[Photo by Brad Collis: Brad Wood: "It"s a challenge, you make mistakes, but keep moving ... and the reason is because at the end of the day I really enjoy growing a good crop."]
For a young chap who had only recently taken over the family farm, Brad Wood"s first stint at multiple cropping was a heart-breaker.
Instead of a 1:3 crop/pasture rotation, he decided to weight the farm more towards crops. And as had always been the procedure, he raked and burned the stubble, spread the fertiliser ... and then watched miserably as over the next couple of days everything blew away; topsoil, fertiliser, the lot.
"That was nine years ago, and it was the last straw," he recalls.
Brad, who crops 1500 of the 2000 hectares that he farms in the undulating, high-rainfall district of Kendenup in WA"s Lower Great Southern, decided there and then to investigate no-till. He knew there would be a lot to learn, and quickly, but he still didn"t expect the rollercoaster ride that he has been on since.
In the first few years the changes seemed mostly mechanical. He started using a triple-disc seeder because tines choked in the heavy stubble. He began to fine-tune the crop rotation and pasture phases - and then he "hit the wall".

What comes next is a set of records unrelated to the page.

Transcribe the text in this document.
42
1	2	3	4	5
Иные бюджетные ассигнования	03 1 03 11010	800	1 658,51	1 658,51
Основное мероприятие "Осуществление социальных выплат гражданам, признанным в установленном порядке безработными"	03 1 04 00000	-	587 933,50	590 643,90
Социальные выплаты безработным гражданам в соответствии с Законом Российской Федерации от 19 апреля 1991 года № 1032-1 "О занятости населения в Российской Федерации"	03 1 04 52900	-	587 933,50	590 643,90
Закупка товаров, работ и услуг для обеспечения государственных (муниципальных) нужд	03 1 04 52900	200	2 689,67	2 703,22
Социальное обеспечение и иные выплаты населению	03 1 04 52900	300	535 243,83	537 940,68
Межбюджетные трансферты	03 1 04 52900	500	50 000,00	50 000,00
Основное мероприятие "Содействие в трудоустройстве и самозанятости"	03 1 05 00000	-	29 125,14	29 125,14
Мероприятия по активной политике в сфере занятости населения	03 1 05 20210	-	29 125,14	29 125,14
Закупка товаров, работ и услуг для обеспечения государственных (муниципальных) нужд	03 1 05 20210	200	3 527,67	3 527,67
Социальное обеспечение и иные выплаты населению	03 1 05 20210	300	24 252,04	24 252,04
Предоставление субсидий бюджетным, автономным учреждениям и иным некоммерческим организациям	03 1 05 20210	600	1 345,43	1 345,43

"There"s a moment when the change catches up, when the whole nutrient balance in the soil is adjusting; finding a new equilibrium.
"That"s when you suddenly go backwards and it"s easy to become disheartened. It"s the moment when you have to remind yourself why you made the change. This is when you need to focus on the long-term goal."
Now, almost a decade down the track, Brad has no regrets. The paddocks don"t blow away, the soil has gone from a "pale gravel colour" to a rich, dark chocolate as the humus levels have built up. He is now confident he will eventually reach his goal of yielding seven to eight tonnes a hectare for cereals and 5t/ha for canola.
However, before that happens there"s still a long list of adjustments to make, such as building more capacity into the soil"s hydrological and biological systems through ongoing agronomic and equipment changes.
"One of the things you soon realise is that every season brings more to discover and more to learn," he says.
Brad"s farm is in a 550-millimetre rainfall zone and he crops canola, wheat, barley, lupins and peas. In the beginning he bought a 27-row Shearer Trash Culti-Drill and took to it with the oxy-acetylene, attaching Walker double-disc openers with Great Plains "wavy" discs on the front. "Because there was a lot of debate going on about row spacing, we decided to stay at 18 centimetres, but have since moved out to 23cm with good results."
As each season delivered a new set of problems and experience, Brad bought a Daybreak opener and with the Queensland manufacturer made some modifications to make it more suitable to WA"s troublesome conditions (rocks, stones and hard, abrasive soil). He found that the six-degree disc angle threw enough soil for trifluralin incorporation.
"Basically we needed a disc that mimicked knife points because we wanted under-seed tillage to improve root development, and also to keep fertiliser away from the seed," he says. "In this area we sit under a lot of cloud in the early part of the season, so if you can get a crop up before the really cold weather you"re away."
He says the key essentials for early growth are accurate seed placement and the application of banded fertiliser away from the seed: "We apply banded potash below the seed using the Daybreak single-disc seeder."
Brad says that when switching from pasture to crop he grazes out the paddock, spraytops and begins with canola, then a cereal, peas or lupins, cereal rotation. One of the hurdles is a limited choice of wheat variety, he says: "We need a shorter-stem variety. I"m quite fed up with wheat that stands chest-high. It doesn"t help what we"re trying to achieve. And barley varieties are not much different."
Hard experience has now given Brad confidence in his future as a graingrower and in his ability to continue making changes.
"To reach the yields that I now believe are possible there"s a lot of work still to be done on water-use efficiency. The more we can grow, the less water we"ll have running down the profile and into depressions where salinity can build up. But it costs money to play outside the (agronomic) window because the seasons are so variable, even in a supposedly high rainfall zone like this.
"Also the first changes were on the macro scale; easier to grasp. Now it"s the finer details that need attention, and this is not so easy to handle on your own. For the first time I am now getting and using outside advice because so much more thinking has to go into what we are doing - much more than one person can put in."
Brad says his next major step will be autosteer, but until he can afford it he is preparing the way by moving gradually to tramlines and continuing to improve his machinery"s stubble-handling capabilities through cutting, chopping and evenly-spreading stubble.
"Basically it never stops. It"s a challenge, you make mistakes, but keep moving ... and the reason is because at the end of the day I really enjoy growing a good crop. That"s the sense of achievement that makes it all worthwhile."